Dealing with Conflict

The most recent conflict that comes to mind, though life is riddled with similar strifes, is an ongoing issue with my sister. For some time now she has felt like the black sheep of the family. Though everyone in my family has at least a bachelor degree, she felt like she had to work much harder for hers, and she often feels insecure and inadequate when compared to myself and my older brother. She has a point, and things have always come easier to me. Worse, this insecurity is coupled with her feeling like we judge her life and her current boyfriend because she chooses to enjoy the simple things in life, and because he did not get a degree.

Of couse, I don't really care about the degree all that much, and anyone who has heard me rant recently about the state of education in this country knows just how much of a sham I think college is, but that is beside the point.

Recently, this conflict that has been roiling beneath the surface for some time now came to a boiling point over a facebook post of all things. She posted something that in my mind was narrow minded and ignorant and I merely disagreed with her in a comment along with others. She took it quite personally and everything that had been beneath the surface erupted into a big argument.

To boot, she is about to make an offer on a house with her boyfriend, and everyone in my family thinks that this is an unwise financial decision given her age, non-marital status, and the house itself which needs a lot of work.

I have certainly not said anything to her that she has not already heard from my other brother and from my parents, but for some reason she took it especially personally coming from me, and I have not been able to understand why

I had experienced a similar fallout with my brother years back when he went off to college and we drifted apart. I felt like he no longer cared about my life and I built up a lot of resentment over the years. He was always a very accomplished person and when he went off to West Point I felt like everyone in my family fawned over him at family gatherings. I let it build and build until it came to a head and we had a good talk. With time, I came to see that moving out caused him to move on and get busy with life. It was not intentional, it was just part of moving out and going to school. I also learned to deal with my own fears of inadequacy which were really at the heart of the matter.

Thus I really can see where my sister is coming from in some sense, but I had hoped that given time she would come to the same conclusions that I came to when I was in her shoes. Letting it go for a year or so however, was probably not a good idea, because it came to light that she feels I don't support her enough. IN some small way, she has a point, and I am trying to be more positive in my interactions with her so that when I disagree with her it doesn't seem so much like an attack.

I guess I am still torn on this issue, I feel like only time and space will fully heal this one because I think she has some growing up to do when it comes to how she deals with emotional conflict. She becomes quite irrational when angry and stubbornly refuses to ever admit being wrong. Even when calm I feel like this is mostly coming from a displaced sense of insecurity that I don't know how to help her get rid of.

Honestly if I could go back and change anything I am not sure that I would. I still don't know how to fix this particular conflict because I honestly don't know what is causing it. Sometimes I feel as if she wants me to see things the way she does because she cannot accept that someone might think differently. I have nothing against her choosing the simple, small town life, because it is her life to live. That does mean that its harder for her and I to see things eye to eye, and this becomes a problem when we spend time together. I would rather discuss life and politics and books than baseball and nascar and somehow that makes me an arrogant person in her eyes.

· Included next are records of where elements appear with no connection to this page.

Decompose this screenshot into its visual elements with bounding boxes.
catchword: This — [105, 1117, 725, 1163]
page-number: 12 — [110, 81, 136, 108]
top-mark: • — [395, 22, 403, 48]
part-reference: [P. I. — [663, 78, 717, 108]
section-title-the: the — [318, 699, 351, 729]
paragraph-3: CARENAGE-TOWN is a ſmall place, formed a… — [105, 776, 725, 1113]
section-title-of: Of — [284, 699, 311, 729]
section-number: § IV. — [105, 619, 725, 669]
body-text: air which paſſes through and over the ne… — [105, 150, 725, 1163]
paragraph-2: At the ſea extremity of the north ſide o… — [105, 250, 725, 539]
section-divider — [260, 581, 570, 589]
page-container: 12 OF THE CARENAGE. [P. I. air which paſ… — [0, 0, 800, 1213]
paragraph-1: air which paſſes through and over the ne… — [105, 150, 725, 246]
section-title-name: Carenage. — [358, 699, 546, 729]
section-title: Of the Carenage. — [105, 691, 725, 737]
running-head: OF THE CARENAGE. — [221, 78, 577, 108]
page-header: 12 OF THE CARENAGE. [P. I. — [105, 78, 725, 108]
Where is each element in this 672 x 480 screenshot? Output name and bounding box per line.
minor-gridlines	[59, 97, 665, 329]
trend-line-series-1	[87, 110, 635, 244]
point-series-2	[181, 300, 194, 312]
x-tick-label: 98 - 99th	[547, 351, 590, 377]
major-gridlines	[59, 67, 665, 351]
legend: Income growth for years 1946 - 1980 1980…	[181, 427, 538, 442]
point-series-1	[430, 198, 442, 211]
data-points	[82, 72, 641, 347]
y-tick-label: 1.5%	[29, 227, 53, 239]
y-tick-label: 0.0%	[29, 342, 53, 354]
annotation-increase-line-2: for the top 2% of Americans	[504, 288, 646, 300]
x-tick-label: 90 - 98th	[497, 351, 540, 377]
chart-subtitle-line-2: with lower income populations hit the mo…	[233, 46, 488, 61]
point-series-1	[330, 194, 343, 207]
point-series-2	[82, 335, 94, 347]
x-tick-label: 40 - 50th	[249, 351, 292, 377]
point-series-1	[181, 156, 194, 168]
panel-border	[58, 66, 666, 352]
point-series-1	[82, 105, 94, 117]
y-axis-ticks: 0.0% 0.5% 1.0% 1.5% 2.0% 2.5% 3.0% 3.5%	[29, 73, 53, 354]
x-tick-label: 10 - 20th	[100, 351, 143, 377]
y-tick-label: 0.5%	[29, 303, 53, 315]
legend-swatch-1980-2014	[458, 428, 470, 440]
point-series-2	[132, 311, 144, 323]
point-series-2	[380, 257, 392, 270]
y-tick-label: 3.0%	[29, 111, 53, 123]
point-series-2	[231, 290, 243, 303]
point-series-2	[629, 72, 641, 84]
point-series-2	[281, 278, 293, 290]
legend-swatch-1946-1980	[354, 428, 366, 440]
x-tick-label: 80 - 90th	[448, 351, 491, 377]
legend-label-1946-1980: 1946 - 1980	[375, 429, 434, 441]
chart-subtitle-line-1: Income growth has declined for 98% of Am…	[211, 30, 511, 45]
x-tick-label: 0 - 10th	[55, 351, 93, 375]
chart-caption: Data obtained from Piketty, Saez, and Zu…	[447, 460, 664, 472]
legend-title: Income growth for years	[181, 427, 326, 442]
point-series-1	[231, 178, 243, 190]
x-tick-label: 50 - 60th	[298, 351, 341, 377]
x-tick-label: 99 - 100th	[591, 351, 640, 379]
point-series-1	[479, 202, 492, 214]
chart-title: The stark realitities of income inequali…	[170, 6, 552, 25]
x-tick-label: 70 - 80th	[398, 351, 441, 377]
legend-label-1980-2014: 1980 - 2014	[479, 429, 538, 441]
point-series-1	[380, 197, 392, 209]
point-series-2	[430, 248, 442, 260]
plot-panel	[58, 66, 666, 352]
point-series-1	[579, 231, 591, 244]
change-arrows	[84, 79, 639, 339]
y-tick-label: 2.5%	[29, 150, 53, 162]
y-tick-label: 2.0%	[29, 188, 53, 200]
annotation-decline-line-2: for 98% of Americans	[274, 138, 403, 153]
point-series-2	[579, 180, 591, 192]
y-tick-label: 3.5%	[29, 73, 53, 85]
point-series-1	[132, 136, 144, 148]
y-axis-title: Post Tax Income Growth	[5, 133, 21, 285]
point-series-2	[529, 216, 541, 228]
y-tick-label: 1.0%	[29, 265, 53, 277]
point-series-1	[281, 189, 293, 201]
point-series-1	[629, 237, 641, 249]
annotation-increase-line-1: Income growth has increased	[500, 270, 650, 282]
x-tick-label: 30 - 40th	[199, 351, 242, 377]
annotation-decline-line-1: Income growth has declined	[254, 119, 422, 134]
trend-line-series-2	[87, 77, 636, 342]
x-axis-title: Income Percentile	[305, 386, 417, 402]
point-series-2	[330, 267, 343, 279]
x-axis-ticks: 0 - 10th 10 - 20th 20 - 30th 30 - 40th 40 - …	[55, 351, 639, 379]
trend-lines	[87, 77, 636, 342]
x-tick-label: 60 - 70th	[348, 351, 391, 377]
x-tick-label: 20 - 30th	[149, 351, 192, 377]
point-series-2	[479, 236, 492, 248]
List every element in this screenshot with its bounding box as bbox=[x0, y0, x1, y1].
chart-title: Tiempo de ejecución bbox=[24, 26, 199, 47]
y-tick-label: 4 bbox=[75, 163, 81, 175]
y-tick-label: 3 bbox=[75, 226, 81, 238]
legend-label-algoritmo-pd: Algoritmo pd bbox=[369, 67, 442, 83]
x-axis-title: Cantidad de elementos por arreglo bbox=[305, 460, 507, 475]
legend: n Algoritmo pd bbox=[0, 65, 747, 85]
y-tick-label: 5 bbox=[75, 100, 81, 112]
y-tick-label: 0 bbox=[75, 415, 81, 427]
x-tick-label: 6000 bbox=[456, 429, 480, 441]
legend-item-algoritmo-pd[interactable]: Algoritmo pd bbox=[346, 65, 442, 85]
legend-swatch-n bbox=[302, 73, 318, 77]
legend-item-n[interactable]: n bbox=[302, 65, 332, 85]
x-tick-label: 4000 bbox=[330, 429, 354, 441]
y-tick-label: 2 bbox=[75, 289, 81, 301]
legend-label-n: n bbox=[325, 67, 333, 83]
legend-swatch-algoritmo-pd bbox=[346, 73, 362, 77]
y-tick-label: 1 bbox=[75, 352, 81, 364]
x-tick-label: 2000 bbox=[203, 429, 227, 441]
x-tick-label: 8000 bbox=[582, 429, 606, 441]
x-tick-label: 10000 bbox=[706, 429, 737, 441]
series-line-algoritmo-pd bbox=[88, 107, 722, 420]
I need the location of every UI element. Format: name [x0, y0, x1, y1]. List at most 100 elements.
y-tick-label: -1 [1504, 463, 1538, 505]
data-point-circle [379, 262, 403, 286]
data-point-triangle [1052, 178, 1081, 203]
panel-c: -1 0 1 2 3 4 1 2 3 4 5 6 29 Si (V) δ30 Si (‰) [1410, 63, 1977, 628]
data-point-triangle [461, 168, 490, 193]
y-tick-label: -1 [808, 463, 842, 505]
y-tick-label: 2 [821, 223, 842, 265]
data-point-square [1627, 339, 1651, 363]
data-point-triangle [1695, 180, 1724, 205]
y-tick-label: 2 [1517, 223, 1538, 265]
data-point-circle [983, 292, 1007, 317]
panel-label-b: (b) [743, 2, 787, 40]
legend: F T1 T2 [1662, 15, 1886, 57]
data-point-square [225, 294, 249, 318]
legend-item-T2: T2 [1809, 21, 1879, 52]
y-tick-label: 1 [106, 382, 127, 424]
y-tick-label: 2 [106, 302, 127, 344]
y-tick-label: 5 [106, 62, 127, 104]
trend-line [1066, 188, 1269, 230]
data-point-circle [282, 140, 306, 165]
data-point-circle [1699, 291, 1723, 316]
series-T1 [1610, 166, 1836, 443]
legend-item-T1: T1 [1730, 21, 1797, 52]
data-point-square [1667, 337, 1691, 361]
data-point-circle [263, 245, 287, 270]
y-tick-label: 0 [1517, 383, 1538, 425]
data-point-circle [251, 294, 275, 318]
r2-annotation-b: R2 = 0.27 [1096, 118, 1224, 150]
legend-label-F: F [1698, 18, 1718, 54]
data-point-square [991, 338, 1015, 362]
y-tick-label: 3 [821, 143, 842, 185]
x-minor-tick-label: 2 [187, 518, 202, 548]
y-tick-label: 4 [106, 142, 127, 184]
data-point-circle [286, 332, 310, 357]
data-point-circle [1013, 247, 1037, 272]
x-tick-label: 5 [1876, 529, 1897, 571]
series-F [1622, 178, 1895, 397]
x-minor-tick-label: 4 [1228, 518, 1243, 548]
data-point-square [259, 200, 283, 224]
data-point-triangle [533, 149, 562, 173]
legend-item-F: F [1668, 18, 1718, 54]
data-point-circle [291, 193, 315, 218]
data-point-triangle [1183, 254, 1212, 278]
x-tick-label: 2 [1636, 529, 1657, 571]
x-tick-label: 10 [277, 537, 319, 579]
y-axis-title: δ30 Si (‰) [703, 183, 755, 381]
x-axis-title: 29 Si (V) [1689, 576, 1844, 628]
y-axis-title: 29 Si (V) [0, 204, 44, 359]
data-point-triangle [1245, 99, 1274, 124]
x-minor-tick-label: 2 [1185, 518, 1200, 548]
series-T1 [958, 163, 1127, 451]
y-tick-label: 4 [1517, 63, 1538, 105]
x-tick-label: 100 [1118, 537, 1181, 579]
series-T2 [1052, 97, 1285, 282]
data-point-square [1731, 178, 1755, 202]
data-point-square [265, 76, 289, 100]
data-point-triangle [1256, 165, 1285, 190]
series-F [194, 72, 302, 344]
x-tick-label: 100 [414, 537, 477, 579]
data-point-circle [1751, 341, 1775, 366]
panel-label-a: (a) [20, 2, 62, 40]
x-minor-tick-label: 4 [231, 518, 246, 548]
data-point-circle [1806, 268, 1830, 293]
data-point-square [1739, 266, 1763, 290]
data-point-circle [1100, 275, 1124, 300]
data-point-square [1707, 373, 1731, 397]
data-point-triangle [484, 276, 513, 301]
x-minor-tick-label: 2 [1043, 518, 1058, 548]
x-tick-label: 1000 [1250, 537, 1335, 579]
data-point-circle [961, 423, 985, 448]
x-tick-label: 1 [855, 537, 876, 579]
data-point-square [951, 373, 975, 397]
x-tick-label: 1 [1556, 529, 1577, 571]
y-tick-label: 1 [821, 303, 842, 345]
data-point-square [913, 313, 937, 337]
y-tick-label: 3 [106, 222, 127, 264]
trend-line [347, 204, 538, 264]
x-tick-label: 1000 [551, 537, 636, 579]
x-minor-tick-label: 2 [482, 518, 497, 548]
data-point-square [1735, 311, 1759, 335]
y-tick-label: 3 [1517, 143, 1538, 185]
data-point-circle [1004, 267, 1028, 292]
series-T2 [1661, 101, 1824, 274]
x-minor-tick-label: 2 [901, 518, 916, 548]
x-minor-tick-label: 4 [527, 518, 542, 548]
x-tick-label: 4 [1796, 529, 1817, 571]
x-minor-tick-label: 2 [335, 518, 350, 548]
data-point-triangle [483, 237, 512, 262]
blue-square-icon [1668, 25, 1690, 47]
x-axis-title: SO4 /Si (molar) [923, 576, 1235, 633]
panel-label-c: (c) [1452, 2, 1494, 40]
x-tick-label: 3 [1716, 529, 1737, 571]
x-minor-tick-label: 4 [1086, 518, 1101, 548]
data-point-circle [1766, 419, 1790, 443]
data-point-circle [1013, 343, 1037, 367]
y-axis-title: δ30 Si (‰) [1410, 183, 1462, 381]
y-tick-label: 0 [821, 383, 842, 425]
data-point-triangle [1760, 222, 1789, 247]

I think the compass of shame is probably legitimate for certain people, but I honestly can't place myself on there. Maybe someone who has known me for a while could, and I suppose anyone reading this blog might think that I am in the "attack others" category because I essentially said that not much of this is conflict with my sister is my fault, but I disagree. I can identify various conflicts in my life where I have tried each of those methods of coping with pain. I have experienced immense periods of self-loathing and regret that could be considered attack self. I have found myself in arguments attacking others and putting them down to somehow feel better about myself. I have run from my issues and isolated myself from the world and I have abused alcohol and drugs before in an attempt to dull my senses so as not to think.

I guess I would have to do more research on the topic, but I do feel like the compass of shame in my experience is more heavily based on situations than on the person. Then again, I suppose this too might vary, and some might fall into more extremes than myself.